Garbage’s third album, Beautiful Garbage, has that state-of-the-culture sonic ethos woven all over and through it. Recorded between April 1999 and May 2000, it’s a representation of the band’s uniquely skewed pop that has as much to do with Brian Wilson and Sparks as it does Siouxie and The Banshees and The Beatles.

Typically, there’s plenty of razors and subversion among the musical flower arrangements. ‘Cherry Lips’, for example, is about a male prostitute who had a sex change operation in an attempt to transform his personal hell. And yes, Shirley Manson is still effortlessly capable of making you lose your train of… um… thought.

“We wanted this to feel more like a band and we wanted to keep the record simpler,” Vig says. “There’s a lot more live playing on this. All the songs came from us sitting in a room and knocking heads together just writing music.

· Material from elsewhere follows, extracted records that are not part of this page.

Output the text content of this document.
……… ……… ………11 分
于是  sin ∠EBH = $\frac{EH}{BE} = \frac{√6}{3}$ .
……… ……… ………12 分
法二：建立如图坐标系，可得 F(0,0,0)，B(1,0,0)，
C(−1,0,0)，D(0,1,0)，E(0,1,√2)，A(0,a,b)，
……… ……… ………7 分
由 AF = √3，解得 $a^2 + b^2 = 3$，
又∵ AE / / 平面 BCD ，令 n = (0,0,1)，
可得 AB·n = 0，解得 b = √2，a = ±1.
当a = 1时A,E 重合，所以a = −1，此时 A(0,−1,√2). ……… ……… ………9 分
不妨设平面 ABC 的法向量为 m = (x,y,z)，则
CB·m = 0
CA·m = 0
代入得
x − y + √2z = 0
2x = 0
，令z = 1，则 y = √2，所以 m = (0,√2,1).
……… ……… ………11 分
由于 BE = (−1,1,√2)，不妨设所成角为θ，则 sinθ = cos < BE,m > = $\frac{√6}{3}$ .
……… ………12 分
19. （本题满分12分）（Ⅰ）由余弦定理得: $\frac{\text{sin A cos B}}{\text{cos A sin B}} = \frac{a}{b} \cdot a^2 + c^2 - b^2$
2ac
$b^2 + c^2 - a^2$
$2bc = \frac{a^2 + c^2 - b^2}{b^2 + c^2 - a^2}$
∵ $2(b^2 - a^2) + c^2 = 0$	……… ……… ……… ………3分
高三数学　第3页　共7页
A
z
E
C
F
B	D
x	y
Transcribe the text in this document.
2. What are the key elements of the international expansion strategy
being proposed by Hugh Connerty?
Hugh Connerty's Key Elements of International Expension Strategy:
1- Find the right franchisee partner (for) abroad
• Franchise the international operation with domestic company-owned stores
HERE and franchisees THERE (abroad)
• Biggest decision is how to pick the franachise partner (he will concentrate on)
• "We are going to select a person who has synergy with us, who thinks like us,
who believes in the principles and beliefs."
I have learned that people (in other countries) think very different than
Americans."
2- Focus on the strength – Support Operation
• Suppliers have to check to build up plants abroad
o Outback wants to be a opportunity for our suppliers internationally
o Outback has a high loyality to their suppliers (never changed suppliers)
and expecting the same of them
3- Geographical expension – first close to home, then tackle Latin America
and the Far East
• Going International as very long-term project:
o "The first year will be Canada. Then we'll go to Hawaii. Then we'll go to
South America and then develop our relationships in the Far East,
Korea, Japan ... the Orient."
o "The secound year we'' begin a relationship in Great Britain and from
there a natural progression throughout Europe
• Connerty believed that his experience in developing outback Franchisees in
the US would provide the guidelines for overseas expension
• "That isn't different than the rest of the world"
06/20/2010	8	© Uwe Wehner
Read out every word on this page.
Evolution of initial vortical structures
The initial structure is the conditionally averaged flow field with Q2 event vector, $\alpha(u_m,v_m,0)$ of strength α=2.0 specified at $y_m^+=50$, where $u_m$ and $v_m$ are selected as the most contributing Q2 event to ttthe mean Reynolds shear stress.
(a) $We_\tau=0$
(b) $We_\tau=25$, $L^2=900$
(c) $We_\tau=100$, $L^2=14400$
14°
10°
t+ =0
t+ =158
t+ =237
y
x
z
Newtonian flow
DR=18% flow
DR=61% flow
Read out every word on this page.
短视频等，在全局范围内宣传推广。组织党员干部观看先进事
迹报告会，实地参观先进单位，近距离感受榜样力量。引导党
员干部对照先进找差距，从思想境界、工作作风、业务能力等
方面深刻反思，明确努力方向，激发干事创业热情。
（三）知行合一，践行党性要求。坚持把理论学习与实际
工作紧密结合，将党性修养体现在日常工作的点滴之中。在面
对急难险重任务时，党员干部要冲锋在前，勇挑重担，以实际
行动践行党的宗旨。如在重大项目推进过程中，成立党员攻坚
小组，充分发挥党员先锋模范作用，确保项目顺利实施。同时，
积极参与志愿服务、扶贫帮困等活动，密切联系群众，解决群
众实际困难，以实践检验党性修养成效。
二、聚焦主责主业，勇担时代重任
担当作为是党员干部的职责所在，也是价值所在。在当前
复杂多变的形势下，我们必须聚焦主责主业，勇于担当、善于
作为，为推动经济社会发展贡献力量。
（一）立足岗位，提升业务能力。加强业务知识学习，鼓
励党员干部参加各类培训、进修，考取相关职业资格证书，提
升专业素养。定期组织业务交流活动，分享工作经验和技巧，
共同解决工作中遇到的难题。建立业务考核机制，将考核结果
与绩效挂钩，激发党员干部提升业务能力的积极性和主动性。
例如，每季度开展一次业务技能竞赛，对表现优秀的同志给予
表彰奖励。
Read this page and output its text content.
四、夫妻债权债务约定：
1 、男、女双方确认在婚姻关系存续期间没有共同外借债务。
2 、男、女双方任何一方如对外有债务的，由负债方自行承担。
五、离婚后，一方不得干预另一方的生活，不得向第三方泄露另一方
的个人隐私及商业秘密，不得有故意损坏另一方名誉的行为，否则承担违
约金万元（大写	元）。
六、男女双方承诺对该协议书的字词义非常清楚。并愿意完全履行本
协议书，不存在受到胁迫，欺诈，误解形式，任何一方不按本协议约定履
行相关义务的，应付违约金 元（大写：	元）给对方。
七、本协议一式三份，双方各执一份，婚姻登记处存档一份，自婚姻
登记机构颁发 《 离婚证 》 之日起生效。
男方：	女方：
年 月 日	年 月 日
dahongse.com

They all came from a very free form, almost improvisational beginning and that’s the first time that’s ever happened. I don’t think we had the confidence just to sort of write from that standpoint [in the past]. “On Version 2.0, we polished everything and we’d keep adding layers and we’d go back and Shirley would rewrite a verse. But on this there’s a lot of first takes. There’s like five songs that are basically one take and ‘So Like A Rose’ and ‘Silence Is Golden’ that’s a live vocal take, one pass and that’s it.”

Being able to successfully work in such a manner is a powerful testament to the unit’s newfound creative capabilities.

“We have immense confidence now of our abilities,” Vig continues. “I think people assumed when they heard the first record that we really had this master plan and we knew what we were doing, but we never did. The chemistry was extremely awkward between us. We sort of grew up as a band when we toured for Version 2.0 because we lived in a tour bus together for almost two years and walking onstage every night you develop a sort of camaraderie, a certain confidence that your mates aren’t going to let you down and also how you communicate. We weren’t afraid to yell at each other or to bitch each other out or encourage each other and that really did sort of translate into how we worked in the studio this time.

“On Version 2.0, we’d work on a song together, but then all of us really fought to bring in our own ideas. This time it wasn’t the ego thing. We’d be playing live at the same time and as Shirley was singing we’d morph the song around her melodies and her phrasing. There’s still some songs that are very layered and produced on the record, like ‘Parade’ or ‘Shut Your Mouth’ and they came from a very simple place.”

The gorgeous ‘Can’t Cry These Tears’ might have had a simple beginning, but the sweep of finished product is anything but basic.

“We wanted to try and write a Phil Spector song,” Vig says. “I got a box set a couple of years ago by Phil Spector and as I started going back and listening to it, it just blew my mind that he created this sonic universe.”

Is Vig driven to continually attempt to break musical barriers, as his background suggests?

“I know on the first record I felt like I had everything to lose because no-one really knew Duke or Shirley or Steve. They had worked as producers and Shirley had been in a band, but they were way under the radar. I felt like ‘If this band fails I’m going to be the one who goes down with it’ so I was unbelievably obsessive working on that first record. I felt some pressure making [Version 2.0] but not as much. People would tell me we put that on as a reference while we’re mixing just sonically or to show how you can take songs and you can challenge the listener with what you’re doing with an arrangement.

“We gave that up or I gave some of that up on this record. I didn’t feel that kind of pressure. We did try to stretch the songs arrangement-wise and try a lot of new different things. This is the most diverse record that we’ve done. ‘Silence is Golden’ doesn’t sound anything like ‘Cherry Lips’ and ‘Cherry Lips’ doesn’t sound anything like ‘Cup of Coffee’ and I don’t think there are many bands that could do that or would want to do that.”

The 2021 release of Beautiful Garbage has been remastered from the original recordings. The album will be released across deluxe 3LP (with stickers, a poster and a setlist), white double vinyl, black double vinyl, deluxe 3CD, and deluxe digital formats. The deluxe packages include b-sides, demos, and remixes.